Kania penasaran ke mana Alex akan membawanya kali ini.
"Kita akan ke panti asuhan yang berada di pinggir kota Jakarta, kita cari saja panti yang dekat dengan bandara," jelas Alex bersemangat.
"Lantas, apakah kita akan langsung berangkat ke Padang?"
Kania dan Alex bahkan belum menyiapkan pakaian dan perlengkapan untuk berangkat.
"Iya, Sayang, kita langsung ke Padang saja. Kalau masalah pakaian kamu tidak usah khawatir kita nanti bisa beli di sana saja. Kita sesuaikan saja bagaimana pakaian masyarakat Minangkabau."
Alex benar-benar berpikir sampai sejauh itu dan benar-benar sudah sangat yakin untuk berangkat ke Sumatera Barat.
"Sayang, apa kamu masih punya uang? Bukankah kamu sudah jadi pengangguran sejak sebulan yang lalu?"
Kania tidak punya apa-apa dan hanya menumpang hidup kepada Alex yang selama ini memiliki tabungan dari hasil bekerja paruh waktu. Jadi bagaimanapun juga Kania merasa sangat segan karena telah merepotkan Alex.
"Sayang, tenang saja, kamu tidak usah mikirkan masalah keuangan karena aku akan mengatasi semuanya, insaallah uangnya cukup untuk biaya kita berdua sampai beberapa bulan ke depan. Yang terpenting saat ini kita berusaha dulu melakukan yang terbaik dan nantinya kita rintis lagi usaha kita dari awal, jadi kamu akan terlepas dari Pak Galih," jelas Alex.
Kania terpana dan terpesona dengan kekasih hatinya itu. Ia memikirkan banyak hal secara mendetail, yang Kania sendiri bahkan tidak memikirkannya.
"Terima kasih, Sayang."
Kania tersenyum kepada Alex, karena ia merasa bahagia dan bersyukur memiliki kekasih sebaik Alex, yang tidak hanya pintar tetapi juga baik dan tampan.
Alex juga membalas Kania dengan memberikan senyuman terbaiknya, karena bagi Alex kebahagiaan Kania adalah yang terpenting baginya.
"Sayang, kita mampir dulu di supermarket untuk membeli sembako dan bahan makanan yang akan kita berikan kepada anak-anak," terang Alex.
Kania sangat ingat sekali ketika pertama kali Alex mengajaknya untuk berbagi kepada sesama yang membutuhkan, Alex mengatakan kalau berbagi itu tidak akan mengurangi harta, malah akan dilebihkan oleh Allah jika dilakukan dengan ikhlas dan tanpa pamrih.

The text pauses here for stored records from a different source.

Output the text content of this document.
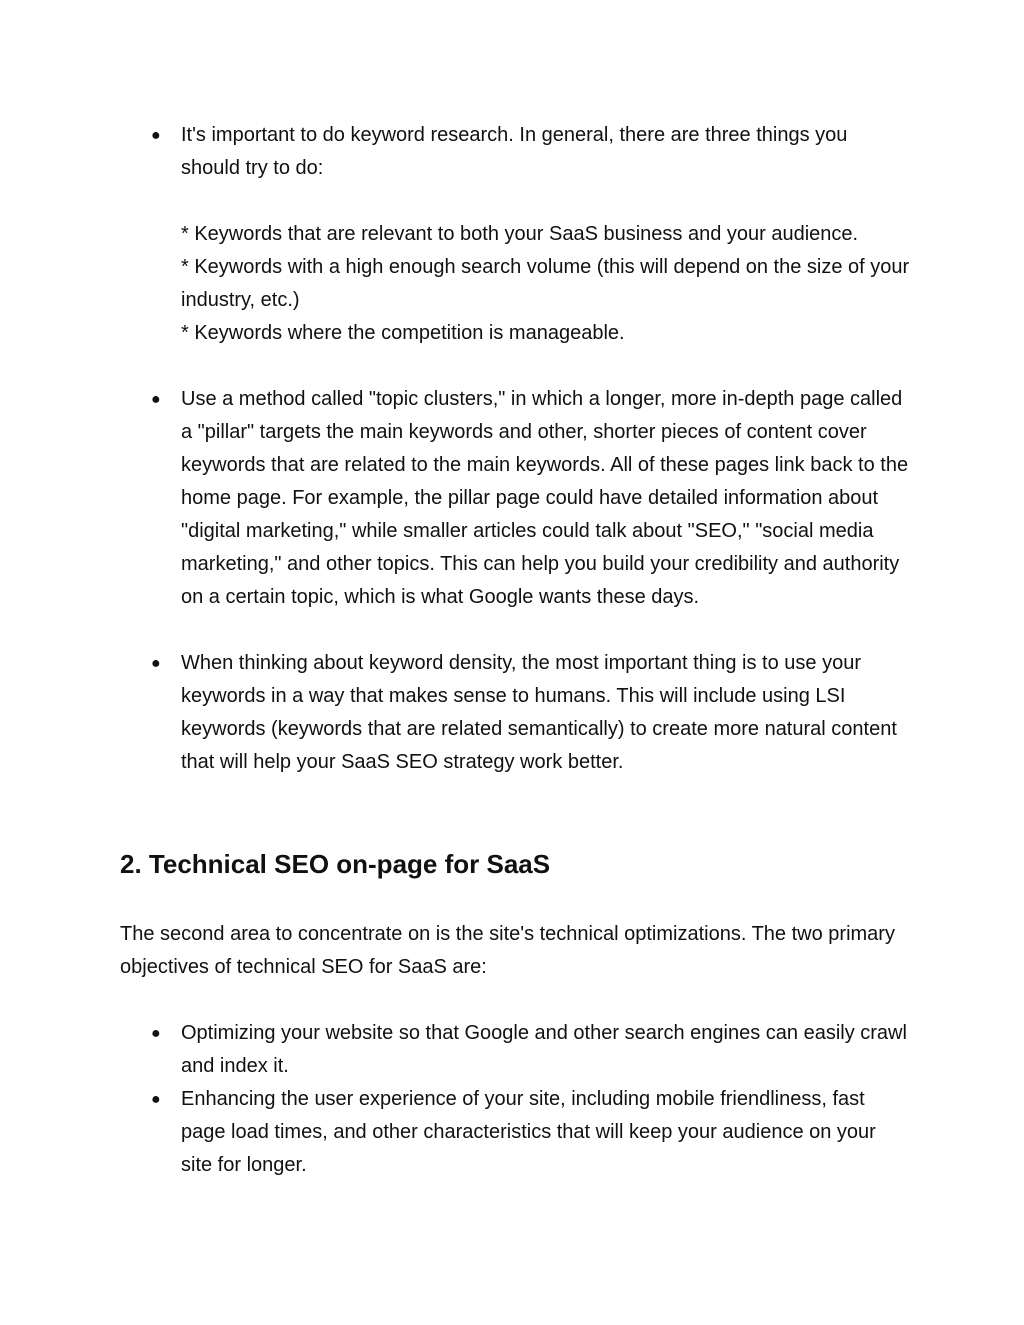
● It's important to do keyword research. In general, there are three things you should try to do:
* Keywords that are relevant to both your SaaS business and your audience.
* Keywords with a high enough search volume (this will depend on the size of your industry, etc.)
* Keywords where the competition is manageable.
● Use a method called "topic clusters," in which a longer, more in-depth page called a "pillar" targets the main keywords and other, shorter pieces of content cover keywords that are related to the main keywords. All of these pages link back to the home page. For example, the pillar page could have detailed information about "digital marketing," while smaller articles could talk about "SEO," "social media marketing," and other topics. This can help you build your credibility and authority on a certain topic, which is what Google wants these days.
● When thinking about keyword density, the most important thing is to use your keywords in a way that makes sense to humans. This will include using LSI keywords (keywords that are related semantically) to create more natural content that will help your SaaS SEO strategy work better.
2. Technical SEO on-page for SaaS

The second area to concentrate on is the site's technical optimizations. The two primary objectives of technical SEO for SaaS are:

● Optimizing your website so that Google and other search engines can easily crawl and index it.
● Enhancing the user experience of your site, including mobile friendliness, fast page load times, and other characteristics that will keep your audience on your site for longer.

"Sayang, kenapa kamu menatapku seperti itu? Apa aku setampan itu?" tanya Alex yang merasa sangat bahagia ketika Kania menatapnya.
"Narsis!" cibir Kania.
Kania adalah tipe gadis yang tidak ingin mengakui sesuatu, bahkan jika sudah tertangkap basah seperti itu tetap saja Kania tidak ingin mengakui ketampanan dan karisma kekasihnya.
"Sayang, bagaimana dengan rencana kita untuk membuat restoran dan toko yang menjual pakaian adat dan sesuatu yang unik dan khas dari Ranah Minang," tanya Alex bersemangat dengan ide cemerlangnya.
Dengan pulang kampung dan berkunjung ke Sumatera Barat, maka mereka bisa survey untuk usaha yang akan mereka lakukan setelah ini.
"Aku setuju dan aku serahkan semuanya kepadamu, karena yang terpenting bagiku saat ini adalah membantu Siti dan keluarganya serta menyelamatkan Papa dari sekapan Om Galih sehingga aku tidak perlu menikah dengan tua bangka itu," ucap Kania.
Kania percaya kalau Alex adalah lelaki yang sangat kompeten dalam berbisnis, bahkan ia sudah cocok untuk memiliki perusahaan sendiri, jadi suatu hari nanti, jika ia telah mewarisi perusahaan papanya, Kania berniat menjadikan Revano CEO di perusahaannya dan Kania akan membantu dan mendukung Alex dari belakang.
Kania dan Alex akhirnya membeli perlengkapan yang akan dibagikan di sebuah supermarket yang lokasinya tidak terlalu jauh dari panti asuhan. Panti asuhan tahfidz al-qur'an yang sering dikunjungi oleh Kania dan Alex ketika melakukan kegiatan amal.
"Alhamdulillah, Sayang, kita akhirnya bisa kembali ke panti asuhan ini dan berbagi sedikit kebahagiaan kepada mereka."
Kania terlihat bahagia dan bersemangat ketika mereka baru saja keluar dari mobil.
"Iya, Sayang, aku juga merasa sangat senang karena kita masih diberikan rezeki yang berlebih untuk bisa membantu orang-orang yang membutuhkan," jelas Alex yang juga tidak kalah bersemangat.
Rona wajah bahagia tergambar jelas di wajah keduanya, betapa berbagi dengan sesama itu bisa mendatangkan kebahagiaan.
"Assalamualaikum," ucap Kania dan Alex serentak ketika melangkahkan kaki memasuki panti asuhan.
"Waalaikumsalam, Kak Kania, Mas Alex."
Para anak-anak dengan usia 4-10 tahun menyambut dan menghampiri Kania dan Alex yang memang telah mereka kenal.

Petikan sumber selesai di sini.